CVE-2023-47248 – PyArrow Arbitrary Code Execution Vulnerability: A Critical Threat to Data Analysts
Apache Arrow is a popular data processing framework used by data scientists and engineers around the world. It provides a high-performance columnar memory format for storing and processing data, and it has first-class integration with NumPy, pandas, and other popular Python libraries.
However, a recently discovered vulnerability in PyArrow, the Python bindings for Apache Arrow, could allow attackers to execute arbitrary code on vulnerable systems. This vulnerability, CVE-2023-47248, has been rated as critical by the Common Vulnerabilities and Exposures (CVE) database.
The vulnerability exists in the way that PyArrow deserializes untrusted data. When PyArrow reads Arrow IPC, Feather, or Parquet data from an untrusted source, such as a user-supplied input file, it could be tricked into executing malicious code.
This vulnerability is particularly concerning for data scientists, who often work with data from untrusted sources. For example, data scientists may need to analyze data from public datasets or data that is provided by external collaborators.
If an attacker can exploit this vulnerability, they could potentially gain full control of a vulnerable system. This could allow them to steal data, install malware, or launch other attacks.

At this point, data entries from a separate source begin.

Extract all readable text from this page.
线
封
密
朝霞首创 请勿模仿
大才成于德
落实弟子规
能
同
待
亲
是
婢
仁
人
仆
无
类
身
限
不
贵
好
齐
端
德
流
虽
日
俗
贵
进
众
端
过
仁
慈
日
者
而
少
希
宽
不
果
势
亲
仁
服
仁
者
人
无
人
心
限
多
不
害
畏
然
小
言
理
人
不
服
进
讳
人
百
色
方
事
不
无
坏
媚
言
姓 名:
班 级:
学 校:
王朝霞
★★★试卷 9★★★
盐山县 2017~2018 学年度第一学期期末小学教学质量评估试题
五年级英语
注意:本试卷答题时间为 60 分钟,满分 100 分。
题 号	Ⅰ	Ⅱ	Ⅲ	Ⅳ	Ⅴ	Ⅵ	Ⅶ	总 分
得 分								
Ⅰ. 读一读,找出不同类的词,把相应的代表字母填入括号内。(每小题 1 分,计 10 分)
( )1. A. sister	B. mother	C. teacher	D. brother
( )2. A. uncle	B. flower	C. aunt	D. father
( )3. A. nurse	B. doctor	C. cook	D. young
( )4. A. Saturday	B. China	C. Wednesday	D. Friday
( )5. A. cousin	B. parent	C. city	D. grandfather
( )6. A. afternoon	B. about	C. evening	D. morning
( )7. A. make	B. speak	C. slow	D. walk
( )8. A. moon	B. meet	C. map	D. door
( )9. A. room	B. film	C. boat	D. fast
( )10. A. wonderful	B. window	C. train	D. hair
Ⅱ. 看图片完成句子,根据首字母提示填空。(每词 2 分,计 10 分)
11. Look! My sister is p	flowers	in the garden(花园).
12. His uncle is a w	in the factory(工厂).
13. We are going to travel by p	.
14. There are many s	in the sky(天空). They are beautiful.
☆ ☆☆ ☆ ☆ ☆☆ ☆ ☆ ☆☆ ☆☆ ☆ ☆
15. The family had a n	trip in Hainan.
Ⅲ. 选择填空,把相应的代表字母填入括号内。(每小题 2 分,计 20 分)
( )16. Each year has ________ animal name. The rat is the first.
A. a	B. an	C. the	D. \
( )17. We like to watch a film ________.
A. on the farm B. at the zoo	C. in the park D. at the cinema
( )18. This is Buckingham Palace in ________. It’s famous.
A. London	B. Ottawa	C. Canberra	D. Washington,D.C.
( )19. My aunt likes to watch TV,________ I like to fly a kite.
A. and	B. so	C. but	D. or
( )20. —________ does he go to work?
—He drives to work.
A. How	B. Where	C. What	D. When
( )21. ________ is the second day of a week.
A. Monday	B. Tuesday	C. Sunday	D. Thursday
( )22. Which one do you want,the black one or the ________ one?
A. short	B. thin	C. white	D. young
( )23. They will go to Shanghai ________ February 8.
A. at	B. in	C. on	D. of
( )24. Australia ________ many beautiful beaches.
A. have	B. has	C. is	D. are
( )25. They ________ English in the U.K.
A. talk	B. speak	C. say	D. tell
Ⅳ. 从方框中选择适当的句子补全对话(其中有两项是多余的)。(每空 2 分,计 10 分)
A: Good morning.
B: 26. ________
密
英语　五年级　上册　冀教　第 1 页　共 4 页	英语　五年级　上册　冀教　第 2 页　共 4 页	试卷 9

The CVE-2023-47248 flaw lies within the deserialization process of IPC and Parquet readers in PyArrow versions 0.14.0 to 14.0.0. In simple terms, if an application using PyArrow processes a maliciously crafted data file from an untrusted source, it could allow an attacker to run arbitrary code on the system where the application is executed.
If you are using PyArrow, it is important to upgrade to version 14.0.1 as soon as possible. This patch fixes the vulnerability.
If you cannot upgrade to PyArrow 14.0.1, you can use the pyarrow-hotfix package to disable the vulnerability on older versions of PyArrow. However, this is not a permanent solution, and you should upgrade to PyArrow 14.0.1 as soon as possible.